“Over the years I’ve periodically dipped my toe into the waters of discussing the “business” of filmmaking; a topic I am, so far at least, fairly lousy at (at least from the perspective of profit). Frankly, as a filmmaker it’s all I can do to break even at the moment, and my go-to joke is that I make money doing and describing post-production so I can lose it doing production.
However, as the odd duck who both works in post and produces original work, I’m in the unusual position of being on both sides of the fence when it comes to film budgets. As a colorist, I want to be paid for my time, and I want a rate that’s commensurate with what I offer as an artist. As a filmmaker, I need to pay a lot of people to get my projects done, so while I want to pay for professionals, I need to stretch my budget and minimize each line item in as non-insulting a way as I can so I can write all checks I need to.
As a colorist, I want to deliver the goods. As a filmmaker, I want to impress the audience. However, as a colorist I’m limited by the number of hours the client can afford; I work hard to maximize that time by being efficient, and I often round down a bit to keep the budget in the box, but I can’t afford to give my time away past a certain point. As a filmmaker, I only ever have so much money that I’m trying to stretch to fit the project of the moment, and that demands various sacrifices that shape the result.
As much as I wish the visual mediums in which we work were entirely divorced from commercial concerns, the truth is that shooting anything more than a webcam video where you’re sitting on your ass is going to involve some manner of financial commitment, whether in terms of dollars spent on rentals and crew, or in time spent on behalf of the volunteers who are sacrificing other things they could be doing in order to fulfill your dreams. Even if you use a phone to shoot an available light comedy sketch with friends of yours that you’re editing into the next hot zero-budget web series, at the very least hard drives cost money. The phone or tablet or laptop you’re cutting on cost you money. The software you’re using (probably) costs money. If you’re going that route, film festival entrance fees cost money. The internet access you use to upload your projects to YouTube costs money. You’re paying, even if you think you aren’t paying.
And I sure hope you at least bought your friends lunch for their efforts.

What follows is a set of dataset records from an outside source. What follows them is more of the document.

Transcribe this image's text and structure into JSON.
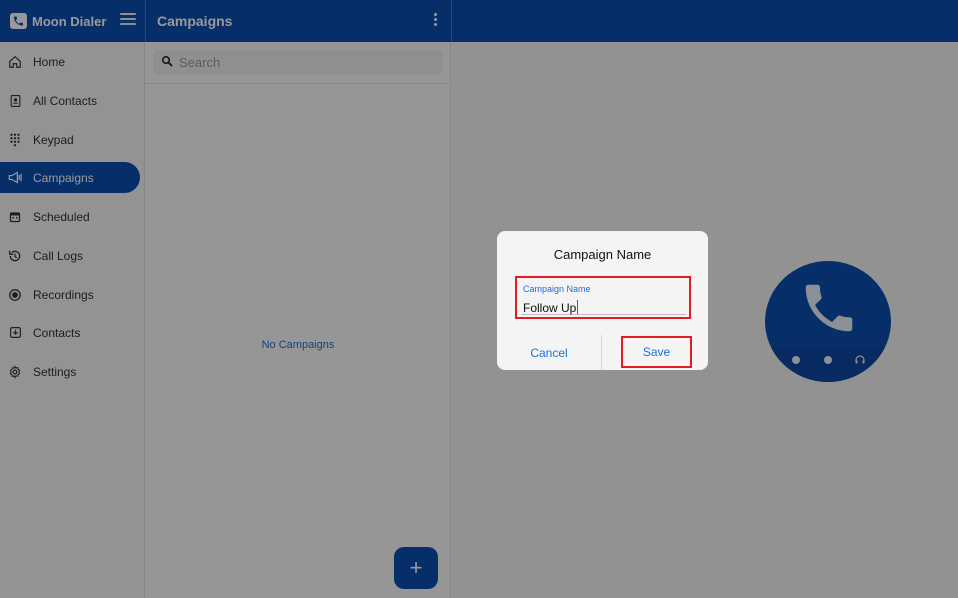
{
  "app": {
    "name": "Moon Dialer"
  },
  "header": {
    "section_title": "Campaigns"
  },
  "sidebar": {
    "items": [
      {
        "label": "Home",
        "icon": "home-icon"
      },
      {
        "label": "All Contacts",
        "icon": "contacts-book-icon"
      },
      {
        "label": "Keypad",
        "icon": "keypad-icon"
      },
      {
        "label": "Campaigns",
        "icon": "megaphone-icon",
        "active": true
      },
      {
        "label": "Scheduled",
        "icon": "calendar-icon"
      },
      {
        "label": "Call Logs",
        "icon": "history-icon"
      },
      {
        "label": "Recordings",
        "icon": "record-icon"
      },
      {
        "label": "Contacts",
        "icon": "import-contacts-icon"
      },
      {
        "label": "Settings",
        "icon": "gear-icon"
      }
    ]
  },
  "campaigns_panel": {
    "search_placeholder": "Search",
    "empty_text": "No Campaigns",
    "fab_label": "+"
  },
  "dialog": {
    "title": "Campaign Name",
    "field_label": "Campaign Name",
    "field_value": "Follow Up",
    "cancel_label": "Cancel",
    "save_label": "Save"
  },
  "colors": {
    "primary": "#0a4fb0",
    "link": "#1d6fd6",
    "highlight": "#e31b23"
  }
}
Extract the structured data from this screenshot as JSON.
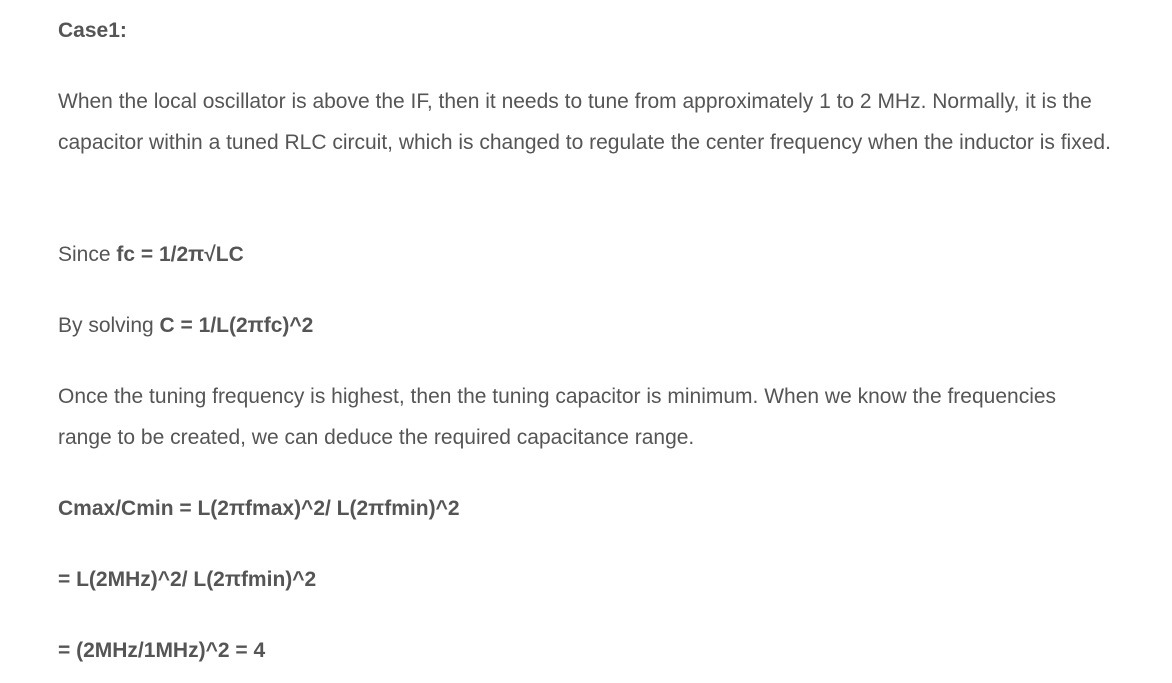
{
  "heading": "Case1:",
  "paragraph1": "When the local oscillator is above the IF, then it needs to tune from approximately 1 to 2 MHz. Normally, it is the capacitor within a tuned RLC circuit, which is changed to regulate the center frequency when the inductor is fixed.",
  "since": {
    "prefix": "Since ",
    "formula": "fc = 1/2π√LC"
  },
  "solving": {
    "prefix": "By solving ",
    "formula": "C = 1/L(2πfc)^2"
  },
  "paragraph2": "Once the tuning frequency is highest, then the tuning capacitor is minimum. When we know the frequencies range to be created, we can deduce the required capacitance range.",
  "equations": [
    "Cmax/Cmin = L(2πfmax)^2/ L(2πfmin)^2",
    "= L(2MHz)^2/ L(2πfmin)^2",
    "= (2MHz/1MHz)^2 = 4"
  ]
}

If you want to do a project of any ambition, that financial commitment grows. By “project of ambition” I mean a project that’s lit by one or more people who know how, that’s shot with a camera recording a high-quality image with high-quality lenses that are being focused by someone who’s paying attention, that has high quality audio recorded on a dedicated device by a dedicated person paying attention to it, that has some manner of camera motion facilitated by whatever type of camera support you can access, that uses practiced actors and interesting locations both of which are deliberately dressed to look the way the story needs them to. In other words, you have more people helping you out, and perhaps more equipment that you either bought, are borrowing, or are renting.
John Eremic, who works at HBO, who’s responsible for Endcrawl, and who knows what he’s talking about, and I had an interesting discussion on Twitter a month or so back about his ongoing assertion that the film industry is ripe for “disruption.” It was spawned by John’s response to the following article (by Canadian Filmmaker Kevan Funk which I wholeheartedly agree with, by the way, itself a response to a prior article to which I had the same response as Kevan).
John’s perspective on our brief twitter exchange can be read here.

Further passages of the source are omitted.